Learning data science with spreadsheets – when might it make sense?


Algorithms now decide our credit score, which patients receive medical care, and which families get access to stable housing. This hidden web of automated systems can trap people in poverty. — MIT Technology Review

  1. We interact with machine learning algorithms all the time. It’s not to say that my aim or yours should be to become a data science engineer overnight. But, understanding data science is a matter of staying relevant at workplace and being aware of how our attention and choices are nudged by machines.

  2. On one extreme, 2020 was evidence enough that data analytics can be a matter of life and death. On the other end, data science applications might tickle a curious brain not only about how it works but also why it works and when might it might go wrong.

  3. There’s value in learning Data science even if you’ll never write a line of code. For one, its common knowledge among experts that most machine learning products have little or nothing to do with machine learning; products labeled “AI enabled” are often an unreasonable exaggeration. That trend isn’t a coincidence in a world where Investors, Business executives and users have little understanding of data science.

  4. As a practical matter, understanding the mechanics of data science could mean you avoid wasting time and resources on projects to solve problems which haven’t been conquered by the most cutting-edge data science models. In its worst form, machine learning projects then become an expedition of spending millions of dollars only to build a product which reinforces management’s biases and instincts.

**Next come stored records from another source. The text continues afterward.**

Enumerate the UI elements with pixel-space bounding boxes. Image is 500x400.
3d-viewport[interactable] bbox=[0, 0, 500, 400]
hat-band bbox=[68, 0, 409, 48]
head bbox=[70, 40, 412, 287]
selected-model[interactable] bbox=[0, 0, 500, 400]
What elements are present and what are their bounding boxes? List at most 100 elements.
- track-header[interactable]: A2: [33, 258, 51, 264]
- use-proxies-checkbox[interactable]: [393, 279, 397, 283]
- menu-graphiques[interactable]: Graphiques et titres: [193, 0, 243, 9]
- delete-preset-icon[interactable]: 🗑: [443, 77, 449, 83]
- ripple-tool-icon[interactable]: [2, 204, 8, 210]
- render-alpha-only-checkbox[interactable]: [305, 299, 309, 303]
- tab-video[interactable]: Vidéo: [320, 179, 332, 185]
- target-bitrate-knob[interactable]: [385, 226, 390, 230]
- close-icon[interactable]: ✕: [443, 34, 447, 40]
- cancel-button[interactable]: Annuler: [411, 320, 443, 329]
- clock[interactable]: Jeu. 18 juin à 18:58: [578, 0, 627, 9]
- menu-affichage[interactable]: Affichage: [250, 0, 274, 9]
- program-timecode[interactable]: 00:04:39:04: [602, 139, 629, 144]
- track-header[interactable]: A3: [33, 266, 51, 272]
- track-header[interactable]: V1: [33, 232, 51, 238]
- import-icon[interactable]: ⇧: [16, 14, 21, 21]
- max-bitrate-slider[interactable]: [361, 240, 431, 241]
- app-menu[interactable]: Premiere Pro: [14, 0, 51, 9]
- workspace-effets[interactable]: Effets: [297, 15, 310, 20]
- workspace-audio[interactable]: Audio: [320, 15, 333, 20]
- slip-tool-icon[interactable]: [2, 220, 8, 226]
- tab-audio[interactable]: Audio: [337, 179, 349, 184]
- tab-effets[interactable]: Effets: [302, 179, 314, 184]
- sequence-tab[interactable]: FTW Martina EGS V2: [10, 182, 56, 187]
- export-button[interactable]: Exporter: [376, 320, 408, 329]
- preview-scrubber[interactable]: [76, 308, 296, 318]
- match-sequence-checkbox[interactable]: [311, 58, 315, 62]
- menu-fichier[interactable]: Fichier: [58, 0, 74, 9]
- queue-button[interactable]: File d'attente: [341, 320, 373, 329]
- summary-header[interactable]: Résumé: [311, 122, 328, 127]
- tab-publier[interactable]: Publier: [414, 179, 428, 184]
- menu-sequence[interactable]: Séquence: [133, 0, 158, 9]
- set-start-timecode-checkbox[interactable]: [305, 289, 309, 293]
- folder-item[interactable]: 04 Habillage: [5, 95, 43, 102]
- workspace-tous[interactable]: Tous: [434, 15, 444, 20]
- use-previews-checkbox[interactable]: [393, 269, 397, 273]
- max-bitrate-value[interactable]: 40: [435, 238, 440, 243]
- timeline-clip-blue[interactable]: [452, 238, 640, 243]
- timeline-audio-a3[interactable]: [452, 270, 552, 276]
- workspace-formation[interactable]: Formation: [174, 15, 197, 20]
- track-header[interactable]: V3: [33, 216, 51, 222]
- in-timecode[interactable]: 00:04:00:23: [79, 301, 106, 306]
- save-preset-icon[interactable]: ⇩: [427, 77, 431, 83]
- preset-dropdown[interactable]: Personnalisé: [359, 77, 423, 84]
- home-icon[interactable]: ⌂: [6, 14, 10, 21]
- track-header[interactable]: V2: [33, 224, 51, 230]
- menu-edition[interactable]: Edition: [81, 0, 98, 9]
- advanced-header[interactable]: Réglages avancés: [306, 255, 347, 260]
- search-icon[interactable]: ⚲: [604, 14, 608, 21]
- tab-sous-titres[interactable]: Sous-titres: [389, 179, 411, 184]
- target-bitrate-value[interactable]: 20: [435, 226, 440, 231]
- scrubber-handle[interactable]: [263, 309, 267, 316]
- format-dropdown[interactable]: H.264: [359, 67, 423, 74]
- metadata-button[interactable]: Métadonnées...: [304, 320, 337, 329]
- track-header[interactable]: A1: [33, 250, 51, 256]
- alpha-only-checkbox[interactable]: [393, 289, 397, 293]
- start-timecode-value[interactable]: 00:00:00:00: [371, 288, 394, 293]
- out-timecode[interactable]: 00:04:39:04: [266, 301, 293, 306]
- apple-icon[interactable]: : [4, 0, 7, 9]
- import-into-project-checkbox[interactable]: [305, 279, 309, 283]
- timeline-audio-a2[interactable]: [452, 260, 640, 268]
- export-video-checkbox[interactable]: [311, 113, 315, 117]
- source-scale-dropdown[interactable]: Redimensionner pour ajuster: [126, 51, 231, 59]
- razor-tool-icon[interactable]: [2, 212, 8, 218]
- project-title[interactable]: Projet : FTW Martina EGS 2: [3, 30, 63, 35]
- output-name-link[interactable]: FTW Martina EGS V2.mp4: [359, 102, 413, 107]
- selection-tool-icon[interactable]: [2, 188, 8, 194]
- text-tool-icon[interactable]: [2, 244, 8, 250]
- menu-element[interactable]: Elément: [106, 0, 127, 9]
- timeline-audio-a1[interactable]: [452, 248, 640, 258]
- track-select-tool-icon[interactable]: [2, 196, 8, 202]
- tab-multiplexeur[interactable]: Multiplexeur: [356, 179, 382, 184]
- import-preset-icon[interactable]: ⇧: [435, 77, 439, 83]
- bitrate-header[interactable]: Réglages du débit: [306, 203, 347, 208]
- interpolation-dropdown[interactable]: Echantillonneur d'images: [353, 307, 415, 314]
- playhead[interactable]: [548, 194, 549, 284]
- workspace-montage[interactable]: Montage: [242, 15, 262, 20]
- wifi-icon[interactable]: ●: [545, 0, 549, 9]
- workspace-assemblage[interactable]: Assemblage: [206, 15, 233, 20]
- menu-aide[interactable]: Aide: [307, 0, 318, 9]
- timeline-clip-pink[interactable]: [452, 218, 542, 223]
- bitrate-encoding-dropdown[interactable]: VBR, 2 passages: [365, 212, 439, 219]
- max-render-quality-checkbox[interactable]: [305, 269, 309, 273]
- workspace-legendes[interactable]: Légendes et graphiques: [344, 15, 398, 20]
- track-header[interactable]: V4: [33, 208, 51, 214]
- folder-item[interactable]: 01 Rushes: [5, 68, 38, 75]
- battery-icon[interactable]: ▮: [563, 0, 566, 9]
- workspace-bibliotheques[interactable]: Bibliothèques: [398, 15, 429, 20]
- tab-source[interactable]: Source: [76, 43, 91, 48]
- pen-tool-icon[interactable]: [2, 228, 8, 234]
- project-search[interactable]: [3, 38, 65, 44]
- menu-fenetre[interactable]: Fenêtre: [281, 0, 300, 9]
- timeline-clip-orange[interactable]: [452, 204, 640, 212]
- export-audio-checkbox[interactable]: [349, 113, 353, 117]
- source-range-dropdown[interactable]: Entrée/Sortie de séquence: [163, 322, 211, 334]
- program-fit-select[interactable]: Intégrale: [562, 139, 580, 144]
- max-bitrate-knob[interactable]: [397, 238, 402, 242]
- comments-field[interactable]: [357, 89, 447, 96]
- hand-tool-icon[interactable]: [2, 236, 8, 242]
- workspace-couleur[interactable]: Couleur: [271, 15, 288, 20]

  5. So, learn data science to unlock opportunities to solve problems previously considered unsolvable and to separate problems needing Machine Learning from those solvable with rudimentary business rule tables.

  6. Enter Spreadsheets. Right at the outset, if you want to, with your own bare hands – code a machine learning solution and scale it up for use by thousands of users, then, by all means, ignore spreadsheets.

  7. But if you invested the past decade perfecting your spreadsheet skill, then it is your unparalleled data science learning platform. You dont need to figure the syntax or lists of built-in functions. You focus on learning the science using a tool that is your slave. Not the other way round.

  8. Despite its shortcomings, spreadsheets are the most ubiquitous and familiar analytics platform. It doesn’t hurt that spreadsheets are a visual analytics tool needing little or no code.

  9. Through tedious formulas and admittedly inefficient implementations, Excel will lay bare how an algorithm works, which parameters affect performance and when things don’t work. It’s the perfect DIY platform to get your hands dirty.